Наконец, он приходит в себя, натягивает носок и ботинок, встает с пригорка и потягивается.

– Я вообще-то не берусь тебе указывать, – все так же мягко замечает он, – но тебе не приходило в голову, что наш с тобой мир не безнадежен? Что негоже его вот так бросать и менять на другой? А тем более убивать? Ведь без него и других миров не станет. Он, можно сказать, здешнему Иггдрасилю[32]32
  В скандинавской мифологии – Мировое дерево, исполинский ясень (или тис), в виде которого скандинавы представляли себе вселенную – прим. авт.


[Закрыть]
осевой корень.

Меня так и подмывает сказать «А че я сделала-то?» голосом школьницы, пойманной за курением в туалете. Осознав это, я начинаю хихикать. Собеседник мой неприятно удивлен такой бесчувственностью. Но молчит. Осуждающе.

– Ты извини, – наконец выдавливаю я. – Воспоминания детства нахлынули. Будто стою я перед грозным учителем немецкого по прозвищу Гестапо и оправдываюсь за все свои грехи… Хотя перед тобой я ни в чем не виновата.

– Да и я не герр Гестапо, – ухмыляется он. – Комплекс вины тебе не я сделал.

– А только что – не считается? – возмущаюсь я.

– Не считается! – надо же, он искренне верит, что ни шантажом, ни манипуляцией не воспользовался. Просто высказал свое мнение. Типа: нехорошо убивать мир, в котором живешь. Я так думаю. Философ.

– Слушай, я не хочу оправдываться, но ты меня вынуждаешь. Я нормальный современный человек. Которого реальность выкручивает и выжимает, точно мокрое белье. Мой собственный мир нужен мне… нет, не как воздух. Как, скажем, соль. Ну, хотя бы сказку про принцессу, которая сказала папеньке, что любит его, как соль, и обрекла себя на изгнание, а страну посадила на бессолевую диету, ты помнишь?

– Помню, помню, – усмехается он. – Вот кто был ослее любого осла, так это король, не сознающий силы литературной метафоры. Вообще-то ты права. Без убежища от действительности сама действительность теряет вкус и превращается в тошнотворную жвачку. Но разве я предлагаю тебе похерить все это? – и он широким жестом обводит открывшийся нам вид.

Ощущение такое, будто мы снова стоим на вершине холма – нет, горы, у подножия которой лежит вся моя идиллическая терра нова. Она видна нам обоим от края до края: усадьбы в садах, замки, целые и разрушенные, бойкие города, сытые деревни, холмы в кружевной тени, поля и луга, леса и озера, далекие горы в пуховых шапках, ледники, питающие реки, солнце и луна над моей прекрасной, такой прекрасной землей…

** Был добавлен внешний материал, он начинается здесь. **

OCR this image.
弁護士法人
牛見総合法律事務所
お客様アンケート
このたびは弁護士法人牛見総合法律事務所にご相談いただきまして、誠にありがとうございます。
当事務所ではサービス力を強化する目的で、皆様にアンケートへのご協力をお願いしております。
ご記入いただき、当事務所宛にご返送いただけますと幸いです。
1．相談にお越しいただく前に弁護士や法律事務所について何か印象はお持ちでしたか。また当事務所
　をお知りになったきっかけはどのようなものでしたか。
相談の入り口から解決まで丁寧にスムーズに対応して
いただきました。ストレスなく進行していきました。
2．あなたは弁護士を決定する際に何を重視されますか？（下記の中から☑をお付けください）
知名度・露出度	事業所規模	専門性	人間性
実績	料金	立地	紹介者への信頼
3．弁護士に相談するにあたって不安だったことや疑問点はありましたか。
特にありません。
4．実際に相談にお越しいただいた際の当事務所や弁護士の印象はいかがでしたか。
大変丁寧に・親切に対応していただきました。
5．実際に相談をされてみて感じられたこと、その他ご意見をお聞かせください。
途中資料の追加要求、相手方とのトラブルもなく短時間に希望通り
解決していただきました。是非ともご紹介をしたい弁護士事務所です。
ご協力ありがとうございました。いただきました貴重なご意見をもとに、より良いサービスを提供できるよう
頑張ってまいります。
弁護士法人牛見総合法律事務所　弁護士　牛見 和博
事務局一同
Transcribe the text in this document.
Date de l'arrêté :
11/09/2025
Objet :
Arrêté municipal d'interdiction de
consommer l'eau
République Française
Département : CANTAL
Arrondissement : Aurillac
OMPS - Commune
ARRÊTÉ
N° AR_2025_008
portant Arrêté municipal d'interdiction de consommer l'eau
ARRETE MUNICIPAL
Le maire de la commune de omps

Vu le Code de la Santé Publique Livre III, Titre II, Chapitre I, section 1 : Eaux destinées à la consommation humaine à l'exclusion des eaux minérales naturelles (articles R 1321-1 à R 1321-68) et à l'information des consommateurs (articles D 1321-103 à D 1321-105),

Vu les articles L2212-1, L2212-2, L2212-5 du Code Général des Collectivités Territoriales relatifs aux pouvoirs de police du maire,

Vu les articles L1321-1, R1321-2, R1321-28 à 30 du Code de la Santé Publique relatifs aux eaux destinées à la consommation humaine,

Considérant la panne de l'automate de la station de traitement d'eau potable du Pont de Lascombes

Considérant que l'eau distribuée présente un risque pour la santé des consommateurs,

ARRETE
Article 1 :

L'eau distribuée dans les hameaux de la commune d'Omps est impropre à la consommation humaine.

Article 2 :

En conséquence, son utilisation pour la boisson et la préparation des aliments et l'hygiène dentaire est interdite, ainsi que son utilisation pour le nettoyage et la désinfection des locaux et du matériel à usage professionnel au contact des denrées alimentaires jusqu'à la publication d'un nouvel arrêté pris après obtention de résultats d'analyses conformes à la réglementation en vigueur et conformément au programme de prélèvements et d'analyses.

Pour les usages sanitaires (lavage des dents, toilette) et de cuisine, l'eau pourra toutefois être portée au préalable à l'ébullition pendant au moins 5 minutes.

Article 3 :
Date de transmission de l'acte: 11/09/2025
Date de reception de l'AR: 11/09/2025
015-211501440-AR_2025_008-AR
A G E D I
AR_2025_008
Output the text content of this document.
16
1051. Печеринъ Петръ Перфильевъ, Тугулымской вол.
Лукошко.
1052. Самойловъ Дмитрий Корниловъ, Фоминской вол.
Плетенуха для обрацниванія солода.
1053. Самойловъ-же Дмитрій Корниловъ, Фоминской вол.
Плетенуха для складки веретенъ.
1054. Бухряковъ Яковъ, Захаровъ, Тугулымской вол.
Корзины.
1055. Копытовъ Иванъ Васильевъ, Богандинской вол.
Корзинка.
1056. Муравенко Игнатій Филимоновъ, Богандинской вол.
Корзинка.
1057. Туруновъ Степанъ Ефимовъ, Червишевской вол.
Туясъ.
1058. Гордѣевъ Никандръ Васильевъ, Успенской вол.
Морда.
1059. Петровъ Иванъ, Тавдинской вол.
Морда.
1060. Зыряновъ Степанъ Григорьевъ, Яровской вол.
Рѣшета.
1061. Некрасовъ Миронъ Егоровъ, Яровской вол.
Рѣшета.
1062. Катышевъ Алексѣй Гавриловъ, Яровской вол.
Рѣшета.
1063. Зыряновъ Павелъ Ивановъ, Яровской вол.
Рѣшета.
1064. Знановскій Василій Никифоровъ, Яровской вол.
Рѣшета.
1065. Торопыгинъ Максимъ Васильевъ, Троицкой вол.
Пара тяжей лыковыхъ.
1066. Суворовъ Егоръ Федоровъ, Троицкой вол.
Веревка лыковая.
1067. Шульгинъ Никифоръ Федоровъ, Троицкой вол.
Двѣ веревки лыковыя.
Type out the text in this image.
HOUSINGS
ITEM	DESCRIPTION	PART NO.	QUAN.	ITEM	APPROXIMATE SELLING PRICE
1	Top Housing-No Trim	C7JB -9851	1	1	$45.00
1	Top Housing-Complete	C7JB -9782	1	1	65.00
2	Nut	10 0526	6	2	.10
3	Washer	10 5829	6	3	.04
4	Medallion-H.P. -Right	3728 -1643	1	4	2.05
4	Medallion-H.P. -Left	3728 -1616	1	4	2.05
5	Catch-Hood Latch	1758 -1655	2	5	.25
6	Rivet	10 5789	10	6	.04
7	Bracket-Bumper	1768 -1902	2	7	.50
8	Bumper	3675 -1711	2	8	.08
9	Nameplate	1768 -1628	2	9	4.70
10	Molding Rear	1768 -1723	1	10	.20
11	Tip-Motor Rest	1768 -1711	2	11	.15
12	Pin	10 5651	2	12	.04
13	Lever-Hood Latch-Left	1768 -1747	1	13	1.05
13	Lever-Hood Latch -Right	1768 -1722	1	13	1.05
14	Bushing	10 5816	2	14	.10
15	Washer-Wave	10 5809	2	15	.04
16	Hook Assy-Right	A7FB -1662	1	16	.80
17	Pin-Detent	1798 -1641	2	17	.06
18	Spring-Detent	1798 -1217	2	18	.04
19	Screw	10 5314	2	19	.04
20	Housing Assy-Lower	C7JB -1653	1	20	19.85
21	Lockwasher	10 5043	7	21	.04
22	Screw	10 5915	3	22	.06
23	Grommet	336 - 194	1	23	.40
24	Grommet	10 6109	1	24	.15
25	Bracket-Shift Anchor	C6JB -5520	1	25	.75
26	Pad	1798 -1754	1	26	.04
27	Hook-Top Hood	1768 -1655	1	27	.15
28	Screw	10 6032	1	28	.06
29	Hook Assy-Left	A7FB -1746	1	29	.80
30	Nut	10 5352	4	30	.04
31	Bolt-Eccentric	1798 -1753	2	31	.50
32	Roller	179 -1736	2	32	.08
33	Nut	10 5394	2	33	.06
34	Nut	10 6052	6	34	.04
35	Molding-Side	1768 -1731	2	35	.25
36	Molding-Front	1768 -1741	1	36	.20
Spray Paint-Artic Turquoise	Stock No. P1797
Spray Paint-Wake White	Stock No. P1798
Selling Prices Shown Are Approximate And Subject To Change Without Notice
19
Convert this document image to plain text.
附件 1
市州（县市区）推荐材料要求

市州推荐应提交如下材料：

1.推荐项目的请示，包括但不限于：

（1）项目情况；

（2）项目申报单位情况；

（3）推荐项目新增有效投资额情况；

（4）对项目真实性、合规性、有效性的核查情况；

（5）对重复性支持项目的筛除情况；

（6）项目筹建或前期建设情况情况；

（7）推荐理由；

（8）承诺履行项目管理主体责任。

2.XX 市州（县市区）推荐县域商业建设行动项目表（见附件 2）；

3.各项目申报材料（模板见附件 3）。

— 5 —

– Не прогоняй меня, а? – шепчу я. – Ты же понимаешь, им без меня нельзя. А если и можно, я не хочу уходить отсюда. Я люблю этот мир. Не прогоняй…


* * *


– Вернулся! – кричу я. Марк открывает глаза. Мы выходим из ступора. С момента, когда тело провидца выгнулось дугой, зрачки расползлись на всю радужку, а с губ потекло невнятное бормотание, мы, четверо, замерли. И провели в таком состоянии часа четыре, не меньше. Гвиллион раскалился от плиты так, что и сам уже превратился в печь. Нудд из последних сил сохранял облик Марка, не давая себе перетечь в прозрачное, почти невидимое состояние. У Морка потрескалась кожа на губах и глаза стали, как у засыпающей рыбы. Да и я, наверное, красотой не блещу. Перепонки между пальцами хрустят, как целлофан.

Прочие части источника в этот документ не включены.